Museums were given the green light to open earlier this month, but Mr Lovett said they delayed the reopening until August so they could prepare further.
He said: "The support from visitors and members has been exceptional. It has been one of the most heartening things from this. When we announced closure back in March, we had an awful lot of traffic through social media channels saying how sorry they were that we had closed. Then a kind of understanding from visitors that we are reliant on them to be able to survive very largely. We received a great outpouring of support.
"Without our visitors we are nothing really. I would say one of the highlights of the period is the support we have had from visitors to know they value you us and want us to open as quickly as possible.
"We decided to wait till August to reopen because preparation needed to be done, that was the main thing. Museums could open from July 4, and I think you are seeing a staged opening of lots of museums, lots of the nationals are opening in August. But for us it really was preparation time I think, to allow us to do that properly and to communicate with the staff how we were going to do it.
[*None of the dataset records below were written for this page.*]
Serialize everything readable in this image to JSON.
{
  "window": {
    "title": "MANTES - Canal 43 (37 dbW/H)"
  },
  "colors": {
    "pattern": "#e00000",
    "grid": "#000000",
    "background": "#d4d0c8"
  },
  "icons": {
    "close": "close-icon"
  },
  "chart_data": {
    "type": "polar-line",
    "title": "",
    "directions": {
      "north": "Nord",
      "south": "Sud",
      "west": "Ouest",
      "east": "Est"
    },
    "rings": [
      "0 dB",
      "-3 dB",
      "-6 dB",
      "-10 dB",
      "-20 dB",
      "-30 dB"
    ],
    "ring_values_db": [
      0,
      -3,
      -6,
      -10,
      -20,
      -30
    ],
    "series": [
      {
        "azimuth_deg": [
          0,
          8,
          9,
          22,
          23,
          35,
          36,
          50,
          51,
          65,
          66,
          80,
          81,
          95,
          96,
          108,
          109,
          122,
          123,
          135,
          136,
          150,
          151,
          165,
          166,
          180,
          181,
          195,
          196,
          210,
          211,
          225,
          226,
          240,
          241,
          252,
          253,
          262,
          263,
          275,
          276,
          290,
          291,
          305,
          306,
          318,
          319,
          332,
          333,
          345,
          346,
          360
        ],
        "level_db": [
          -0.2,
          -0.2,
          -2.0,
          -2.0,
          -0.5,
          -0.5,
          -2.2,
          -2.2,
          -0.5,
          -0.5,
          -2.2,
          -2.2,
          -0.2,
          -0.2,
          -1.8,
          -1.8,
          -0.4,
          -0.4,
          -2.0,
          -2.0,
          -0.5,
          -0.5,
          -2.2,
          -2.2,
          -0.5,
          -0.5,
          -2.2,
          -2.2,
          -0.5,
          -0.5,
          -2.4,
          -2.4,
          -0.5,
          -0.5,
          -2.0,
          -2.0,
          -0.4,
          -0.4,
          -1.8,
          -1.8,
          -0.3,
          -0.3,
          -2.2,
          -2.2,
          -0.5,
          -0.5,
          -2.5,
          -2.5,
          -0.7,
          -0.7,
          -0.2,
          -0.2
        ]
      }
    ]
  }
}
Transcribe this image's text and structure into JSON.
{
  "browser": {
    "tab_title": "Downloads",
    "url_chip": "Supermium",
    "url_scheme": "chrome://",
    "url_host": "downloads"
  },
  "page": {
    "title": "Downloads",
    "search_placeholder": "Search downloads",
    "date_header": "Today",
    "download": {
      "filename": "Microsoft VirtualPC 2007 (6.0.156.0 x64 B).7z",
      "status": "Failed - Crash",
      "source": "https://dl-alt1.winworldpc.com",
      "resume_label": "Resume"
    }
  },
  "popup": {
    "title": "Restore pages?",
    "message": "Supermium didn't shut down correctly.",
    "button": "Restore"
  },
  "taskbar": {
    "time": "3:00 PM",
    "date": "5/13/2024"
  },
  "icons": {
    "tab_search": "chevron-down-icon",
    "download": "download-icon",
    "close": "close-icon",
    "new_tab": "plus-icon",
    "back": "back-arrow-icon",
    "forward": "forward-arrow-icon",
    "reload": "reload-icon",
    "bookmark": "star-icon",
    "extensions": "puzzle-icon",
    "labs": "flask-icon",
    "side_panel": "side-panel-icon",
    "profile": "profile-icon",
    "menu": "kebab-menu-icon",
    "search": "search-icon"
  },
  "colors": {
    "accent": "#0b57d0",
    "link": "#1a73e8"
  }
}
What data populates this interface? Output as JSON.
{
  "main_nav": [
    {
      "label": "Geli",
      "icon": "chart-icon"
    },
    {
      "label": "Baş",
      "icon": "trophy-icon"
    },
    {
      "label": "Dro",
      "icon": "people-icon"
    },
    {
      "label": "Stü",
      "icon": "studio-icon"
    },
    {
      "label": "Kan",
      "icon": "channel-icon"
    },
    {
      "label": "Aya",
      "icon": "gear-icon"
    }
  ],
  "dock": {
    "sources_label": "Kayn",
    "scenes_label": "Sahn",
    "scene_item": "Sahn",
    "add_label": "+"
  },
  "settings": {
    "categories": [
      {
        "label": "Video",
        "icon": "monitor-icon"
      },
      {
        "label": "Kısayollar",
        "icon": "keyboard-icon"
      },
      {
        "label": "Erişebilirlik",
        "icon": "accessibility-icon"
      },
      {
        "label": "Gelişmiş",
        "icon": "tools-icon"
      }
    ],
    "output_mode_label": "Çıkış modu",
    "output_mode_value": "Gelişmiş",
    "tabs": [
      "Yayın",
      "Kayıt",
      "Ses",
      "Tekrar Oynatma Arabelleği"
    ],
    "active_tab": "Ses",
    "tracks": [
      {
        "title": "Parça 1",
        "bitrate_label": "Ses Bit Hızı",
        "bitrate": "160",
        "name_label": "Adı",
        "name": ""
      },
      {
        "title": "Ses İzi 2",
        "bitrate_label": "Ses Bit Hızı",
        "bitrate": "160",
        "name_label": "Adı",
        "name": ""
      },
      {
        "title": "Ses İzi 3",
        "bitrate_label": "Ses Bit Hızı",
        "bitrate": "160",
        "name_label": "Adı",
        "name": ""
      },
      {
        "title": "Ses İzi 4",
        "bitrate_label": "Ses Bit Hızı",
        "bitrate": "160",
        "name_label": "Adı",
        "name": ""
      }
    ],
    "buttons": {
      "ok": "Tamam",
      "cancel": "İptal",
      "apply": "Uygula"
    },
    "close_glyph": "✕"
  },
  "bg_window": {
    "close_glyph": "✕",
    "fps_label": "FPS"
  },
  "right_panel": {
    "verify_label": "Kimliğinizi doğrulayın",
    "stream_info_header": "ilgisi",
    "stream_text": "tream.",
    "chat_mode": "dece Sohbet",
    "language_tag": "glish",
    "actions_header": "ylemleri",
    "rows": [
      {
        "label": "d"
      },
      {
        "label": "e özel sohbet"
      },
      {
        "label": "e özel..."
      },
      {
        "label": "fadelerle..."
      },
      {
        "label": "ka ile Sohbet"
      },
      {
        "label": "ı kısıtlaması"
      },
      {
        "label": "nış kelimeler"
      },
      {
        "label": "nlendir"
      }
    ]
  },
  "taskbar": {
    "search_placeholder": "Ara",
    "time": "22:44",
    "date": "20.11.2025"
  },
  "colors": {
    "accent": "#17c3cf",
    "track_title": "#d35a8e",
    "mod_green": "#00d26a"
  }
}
It was also to give a decent run up of time for people, the public, to know that is when we are reopening.
"The thing for us though we need to keep an eye on the level of visitor attendance and it will match the number of staff we need – so we are taking people we need slowly off furlough to be able to prep for the site coming back and once we reopen.
"We have to make sure it is financially viable for us, that's the great issue for us. I notice that a lot of attractions, museums and businesses that is their biggest dilemma, although they might be able to open can they afford to open? So we hope people will buy tickets – importantly if they do buy tickets or book a slot that they do turn up. That would be the biggest help that people could give us."
Mr Lovett added: "But until this happened [coronavirus] we have seen six years of continuous growth in attendance. Last year was 360,000 visitors. I would say if we could achieve 300,000 next year it would be a result – but it may be less than that and if that is the forecast then we will have to cut our cloth to be able to afford and survive on the reduced level of attendance.
"We will be looking for further funding from the taxpayer and Government to survive, we will take every opportunity and that will be equally as important to help us survive alongside how the market recovers in the months ahead. Like or all attractions, it will be a difficult period really.
"I would just like to express my thanks for people's support – I means a huge amount to us to see the supportive messages. It means a lot to me personally and to all the staff that work here. We look forward with relish to welcoming people back on August 1 and to physically see their support will be great to see.
"It will be lovely to see visitors again because they bring the energy and life to the place."